Situación muy distinta la de la segunda terna. Por su oficio, son personas con un perfil público. Allí tenemos que dos son candidaturas sólidas y una cuota ideológica.
Ferrer MacGregor es un académico serio, inteligente y respetado. Ha destacado como estudioso y promotor de los juicios o acciones colectivas, que tanta falta hacen al país. Su flanco débil es que no cuenta con la experiencia práctica que sí tiene uno de sus compañeros de terna, Arturo Zaldívar. Zaldívar se ha destacado, más que como académico, como uno de los mejores y más reconocidos litigantes del país. Tiene amplia experiencia práctica en casos constitucionales de alto perfil y es respetado como un abogado que reúne destreza técnica y criterio jurídico. Su flanco débil, como el de cualquier litigante exitoso, es tener una clientela amplia y poderosa. El obstáculo es superable: basta con que se ventilen públicamente sus vínculos durante el proceso de designación para que sepamos en qué casos tendría que excusarse de resultar ministro.

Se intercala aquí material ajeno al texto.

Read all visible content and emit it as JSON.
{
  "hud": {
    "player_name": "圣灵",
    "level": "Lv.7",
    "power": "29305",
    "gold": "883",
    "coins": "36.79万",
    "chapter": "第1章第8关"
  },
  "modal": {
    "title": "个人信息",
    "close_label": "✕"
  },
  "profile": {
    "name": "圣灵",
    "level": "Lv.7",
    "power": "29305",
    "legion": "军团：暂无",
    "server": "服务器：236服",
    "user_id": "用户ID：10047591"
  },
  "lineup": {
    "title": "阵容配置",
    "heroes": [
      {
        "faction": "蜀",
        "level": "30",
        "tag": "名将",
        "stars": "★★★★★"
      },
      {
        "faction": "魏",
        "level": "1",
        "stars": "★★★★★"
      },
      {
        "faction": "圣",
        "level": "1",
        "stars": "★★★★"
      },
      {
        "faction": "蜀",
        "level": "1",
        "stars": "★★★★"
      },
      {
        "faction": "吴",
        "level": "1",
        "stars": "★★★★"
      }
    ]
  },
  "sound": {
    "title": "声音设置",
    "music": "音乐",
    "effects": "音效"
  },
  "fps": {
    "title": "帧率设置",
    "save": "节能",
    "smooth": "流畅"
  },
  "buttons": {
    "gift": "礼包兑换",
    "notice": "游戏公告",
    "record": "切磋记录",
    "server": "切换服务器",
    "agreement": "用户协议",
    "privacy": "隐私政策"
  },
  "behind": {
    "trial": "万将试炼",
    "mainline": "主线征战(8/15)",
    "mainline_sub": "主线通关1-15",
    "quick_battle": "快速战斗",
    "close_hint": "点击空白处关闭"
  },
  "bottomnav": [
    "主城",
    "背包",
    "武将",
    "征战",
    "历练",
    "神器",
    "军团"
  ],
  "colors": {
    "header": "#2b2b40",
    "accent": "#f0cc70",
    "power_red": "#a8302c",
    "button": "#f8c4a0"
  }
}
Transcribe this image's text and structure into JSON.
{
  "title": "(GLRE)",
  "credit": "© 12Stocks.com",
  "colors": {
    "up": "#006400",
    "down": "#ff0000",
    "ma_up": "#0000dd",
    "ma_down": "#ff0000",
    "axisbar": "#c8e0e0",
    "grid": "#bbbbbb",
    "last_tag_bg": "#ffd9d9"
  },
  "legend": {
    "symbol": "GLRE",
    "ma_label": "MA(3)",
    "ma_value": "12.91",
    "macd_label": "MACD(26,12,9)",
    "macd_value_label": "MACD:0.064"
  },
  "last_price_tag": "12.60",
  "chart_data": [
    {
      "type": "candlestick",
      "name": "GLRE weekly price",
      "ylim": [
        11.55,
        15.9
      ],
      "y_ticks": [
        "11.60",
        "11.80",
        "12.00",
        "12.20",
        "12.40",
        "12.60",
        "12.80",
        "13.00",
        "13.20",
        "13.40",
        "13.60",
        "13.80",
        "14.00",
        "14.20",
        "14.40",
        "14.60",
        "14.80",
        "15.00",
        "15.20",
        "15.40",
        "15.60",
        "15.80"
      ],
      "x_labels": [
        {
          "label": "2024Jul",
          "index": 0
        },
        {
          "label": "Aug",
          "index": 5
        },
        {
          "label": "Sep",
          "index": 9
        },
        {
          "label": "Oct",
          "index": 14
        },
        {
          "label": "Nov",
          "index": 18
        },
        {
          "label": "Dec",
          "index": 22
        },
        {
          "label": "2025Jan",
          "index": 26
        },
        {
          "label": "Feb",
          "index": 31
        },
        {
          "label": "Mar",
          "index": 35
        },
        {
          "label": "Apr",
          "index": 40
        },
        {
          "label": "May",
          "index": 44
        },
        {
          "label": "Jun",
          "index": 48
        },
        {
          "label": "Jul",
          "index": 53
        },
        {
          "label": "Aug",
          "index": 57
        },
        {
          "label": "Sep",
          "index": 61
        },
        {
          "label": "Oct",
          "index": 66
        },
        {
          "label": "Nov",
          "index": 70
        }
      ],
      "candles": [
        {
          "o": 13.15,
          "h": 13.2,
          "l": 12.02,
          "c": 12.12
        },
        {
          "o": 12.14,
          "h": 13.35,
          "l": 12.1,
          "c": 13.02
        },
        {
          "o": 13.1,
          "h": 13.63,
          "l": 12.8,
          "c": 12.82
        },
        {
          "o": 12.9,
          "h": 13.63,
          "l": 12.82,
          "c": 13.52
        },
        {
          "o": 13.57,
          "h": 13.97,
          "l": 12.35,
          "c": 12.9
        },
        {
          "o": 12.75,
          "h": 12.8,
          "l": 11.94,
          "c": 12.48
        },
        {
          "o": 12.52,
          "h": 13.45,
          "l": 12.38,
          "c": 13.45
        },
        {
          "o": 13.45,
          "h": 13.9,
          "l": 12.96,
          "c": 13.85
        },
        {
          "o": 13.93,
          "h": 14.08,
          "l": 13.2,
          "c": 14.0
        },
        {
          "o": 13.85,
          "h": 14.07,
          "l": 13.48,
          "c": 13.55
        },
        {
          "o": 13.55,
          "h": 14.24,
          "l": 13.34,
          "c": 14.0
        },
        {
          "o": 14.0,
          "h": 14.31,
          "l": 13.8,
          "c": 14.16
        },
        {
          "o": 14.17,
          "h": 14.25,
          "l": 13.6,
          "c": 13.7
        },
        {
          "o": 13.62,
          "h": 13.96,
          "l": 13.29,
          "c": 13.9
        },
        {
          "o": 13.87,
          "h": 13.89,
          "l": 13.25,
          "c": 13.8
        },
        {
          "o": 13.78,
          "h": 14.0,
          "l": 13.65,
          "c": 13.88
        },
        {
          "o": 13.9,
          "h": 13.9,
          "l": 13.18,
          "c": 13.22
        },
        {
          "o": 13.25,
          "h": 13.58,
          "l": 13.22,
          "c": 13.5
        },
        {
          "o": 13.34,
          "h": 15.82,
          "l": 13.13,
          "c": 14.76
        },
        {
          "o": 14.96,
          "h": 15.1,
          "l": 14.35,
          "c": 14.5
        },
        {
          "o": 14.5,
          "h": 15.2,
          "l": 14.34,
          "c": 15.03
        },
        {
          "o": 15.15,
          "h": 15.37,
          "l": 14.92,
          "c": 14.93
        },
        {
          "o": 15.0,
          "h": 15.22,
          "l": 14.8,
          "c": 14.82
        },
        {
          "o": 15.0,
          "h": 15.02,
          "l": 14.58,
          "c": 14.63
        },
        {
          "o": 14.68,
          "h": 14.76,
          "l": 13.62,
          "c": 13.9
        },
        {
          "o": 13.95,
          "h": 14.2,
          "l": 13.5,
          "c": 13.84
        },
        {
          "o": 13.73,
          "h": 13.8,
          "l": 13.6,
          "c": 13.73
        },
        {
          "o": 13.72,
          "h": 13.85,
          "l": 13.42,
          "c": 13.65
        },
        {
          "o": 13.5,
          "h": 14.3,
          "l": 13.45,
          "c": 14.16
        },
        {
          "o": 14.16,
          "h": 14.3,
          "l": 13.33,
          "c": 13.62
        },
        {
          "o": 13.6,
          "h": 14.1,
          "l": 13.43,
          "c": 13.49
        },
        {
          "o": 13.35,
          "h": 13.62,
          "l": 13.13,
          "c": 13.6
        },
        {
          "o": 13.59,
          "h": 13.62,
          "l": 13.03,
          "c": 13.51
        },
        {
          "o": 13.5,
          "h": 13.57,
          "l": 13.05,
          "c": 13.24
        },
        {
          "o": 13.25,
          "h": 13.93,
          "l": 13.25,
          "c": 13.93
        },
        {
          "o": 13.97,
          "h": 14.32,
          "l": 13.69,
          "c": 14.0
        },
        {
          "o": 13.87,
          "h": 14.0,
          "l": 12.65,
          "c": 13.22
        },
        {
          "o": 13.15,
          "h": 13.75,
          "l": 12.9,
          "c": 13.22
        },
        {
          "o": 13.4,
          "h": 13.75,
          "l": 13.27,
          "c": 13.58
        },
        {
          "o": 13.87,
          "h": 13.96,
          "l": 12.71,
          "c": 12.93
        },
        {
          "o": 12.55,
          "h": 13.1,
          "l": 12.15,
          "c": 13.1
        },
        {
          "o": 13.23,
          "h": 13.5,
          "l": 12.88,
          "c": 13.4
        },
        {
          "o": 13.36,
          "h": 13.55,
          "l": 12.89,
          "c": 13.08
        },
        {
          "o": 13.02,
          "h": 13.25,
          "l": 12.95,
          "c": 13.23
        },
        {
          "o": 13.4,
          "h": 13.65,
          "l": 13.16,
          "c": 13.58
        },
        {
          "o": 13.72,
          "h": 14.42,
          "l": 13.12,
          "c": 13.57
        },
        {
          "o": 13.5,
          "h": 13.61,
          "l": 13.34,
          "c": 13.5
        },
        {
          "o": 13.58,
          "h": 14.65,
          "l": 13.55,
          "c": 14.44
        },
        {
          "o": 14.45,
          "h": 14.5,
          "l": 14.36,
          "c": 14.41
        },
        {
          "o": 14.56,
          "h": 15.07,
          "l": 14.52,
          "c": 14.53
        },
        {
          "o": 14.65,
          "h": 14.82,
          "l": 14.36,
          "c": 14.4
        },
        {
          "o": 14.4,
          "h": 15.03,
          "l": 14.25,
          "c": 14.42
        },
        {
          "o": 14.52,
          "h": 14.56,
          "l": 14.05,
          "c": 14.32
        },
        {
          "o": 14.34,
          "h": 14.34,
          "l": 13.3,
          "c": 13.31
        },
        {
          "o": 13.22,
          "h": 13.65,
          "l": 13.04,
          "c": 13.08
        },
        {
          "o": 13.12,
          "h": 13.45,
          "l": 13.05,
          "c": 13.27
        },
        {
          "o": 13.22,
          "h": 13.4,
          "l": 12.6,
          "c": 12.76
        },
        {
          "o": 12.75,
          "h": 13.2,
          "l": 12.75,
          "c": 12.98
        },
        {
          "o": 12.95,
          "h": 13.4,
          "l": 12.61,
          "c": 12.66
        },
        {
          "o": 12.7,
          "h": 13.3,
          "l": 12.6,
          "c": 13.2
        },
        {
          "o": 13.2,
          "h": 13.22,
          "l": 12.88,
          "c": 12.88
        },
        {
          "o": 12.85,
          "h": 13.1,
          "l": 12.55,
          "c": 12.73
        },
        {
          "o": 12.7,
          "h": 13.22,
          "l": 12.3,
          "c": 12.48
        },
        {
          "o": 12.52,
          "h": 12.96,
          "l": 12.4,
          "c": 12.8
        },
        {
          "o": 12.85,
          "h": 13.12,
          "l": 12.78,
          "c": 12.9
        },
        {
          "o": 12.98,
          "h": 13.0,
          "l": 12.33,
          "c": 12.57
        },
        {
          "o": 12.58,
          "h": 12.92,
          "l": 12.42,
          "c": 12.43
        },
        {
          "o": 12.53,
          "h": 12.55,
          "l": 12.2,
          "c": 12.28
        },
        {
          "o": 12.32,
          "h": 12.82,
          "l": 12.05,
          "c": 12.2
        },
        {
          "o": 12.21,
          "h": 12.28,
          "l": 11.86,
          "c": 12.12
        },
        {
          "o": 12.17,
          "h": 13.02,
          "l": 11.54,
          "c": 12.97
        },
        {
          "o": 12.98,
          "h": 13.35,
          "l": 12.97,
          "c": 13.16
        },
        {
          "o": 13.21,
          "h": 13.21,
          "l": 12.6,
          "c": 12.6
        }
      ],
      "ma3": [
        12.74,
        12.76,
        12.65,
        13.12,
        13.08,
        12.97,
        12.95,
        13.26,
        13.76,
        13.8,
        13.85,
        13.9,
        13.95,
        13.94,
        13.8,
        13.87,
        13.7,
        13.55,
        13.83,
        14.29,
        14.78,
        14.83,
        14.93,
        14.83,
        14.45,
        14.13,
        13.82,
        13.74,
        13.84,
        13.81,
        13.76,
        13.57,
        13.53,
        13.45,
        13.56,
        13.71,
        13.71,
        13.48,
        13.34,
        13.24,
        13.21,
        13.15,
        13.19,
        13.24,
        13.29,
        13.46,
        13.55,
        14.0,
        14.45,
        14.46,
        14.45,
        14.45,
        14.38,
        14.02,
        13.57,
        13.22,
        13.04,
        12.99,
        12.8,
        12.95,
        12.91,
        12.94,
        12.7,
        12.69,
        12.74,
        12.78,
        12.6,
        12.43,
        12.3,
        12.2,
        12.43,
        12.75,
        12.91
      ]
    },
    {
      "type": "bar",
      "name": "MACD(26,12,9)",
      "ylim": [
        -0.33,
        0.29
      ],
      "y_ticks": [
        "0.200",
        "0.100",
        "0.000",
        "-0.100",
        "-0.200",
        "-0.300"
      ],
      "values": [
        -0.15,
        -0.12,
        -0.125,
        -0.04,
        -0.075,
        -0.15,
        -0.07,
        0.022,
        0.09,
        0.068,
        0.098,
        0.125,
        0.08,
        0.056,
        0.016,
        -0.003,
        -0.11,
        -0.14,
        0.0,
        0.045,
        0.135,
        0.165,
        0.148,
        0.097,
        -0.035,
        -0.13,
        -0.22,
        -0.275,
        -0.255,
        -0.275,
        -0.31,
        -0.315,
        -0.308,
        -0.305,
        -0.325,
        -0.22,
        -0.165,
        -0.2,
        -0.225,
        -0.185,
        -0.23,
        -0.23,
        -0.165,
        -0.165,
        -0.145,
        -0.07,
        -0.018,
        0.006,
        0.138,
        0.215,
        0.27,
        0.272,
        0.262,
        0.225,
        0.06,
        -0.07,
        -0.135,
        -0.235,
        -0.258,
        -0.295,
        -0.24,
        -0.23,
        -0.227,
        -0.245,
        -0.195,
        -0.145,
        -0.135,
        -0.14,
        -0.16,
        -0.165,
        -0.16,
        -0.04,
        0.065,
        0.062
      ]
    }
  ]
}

La cuota de la derecha religiosa e integrista es Jorge Adame Goddard. Es un buen historiador del derecho, sin destacar como doctrinario ni como técnico jurídico. Tiene escasa (o nula) experiencia práctica. Su principal atributo es que consistentemente defiende a piedra y lodo la posición de la Iglesia católica en temas polémicos como las sociedades de convivencia y la interrupción legal del embarazo. Invariablemente sustenta sus argumentos en prejuicios rígidos sobre la “correcta” forma de entender la naturaleza humana, de transparente inspiración confesional (a veces salpicando su discurso de jerga cientificista, pero sin dejar de ser transparente). Para muestra ofrezco un botón: en un artículo en que descalifica a las sociedades de convivencia sostiene que “la entrega corporal sólo es lícita (…) cuando es entre varón y mujer (…) por toda la vida; la ley no hace lícito lo que es ilícito, sólo lo hace legal”.
Es grave que quien pretende ser garante constitucional estime que sólo su manera de hacer las cosas —el coito dentro del matrimonio y orientado a la procreación— es lícita. Pero es aún más grave que lo legal y lo lícito no coincidan en su forma de entender el derecho. Un (pre)juicio tan excluyente y un desprecio tan abierto a la autoridad del legislador son características que deberían descalificar de inmediato a un candidato a juez constitucional, pues su principal función es velar por las libertades y derechos consagrados por el legislador (sea constitucional u ordinario). Me pregunto: ¿cuál, según él, es la fuente de licitud de un acto, si no la propia ley?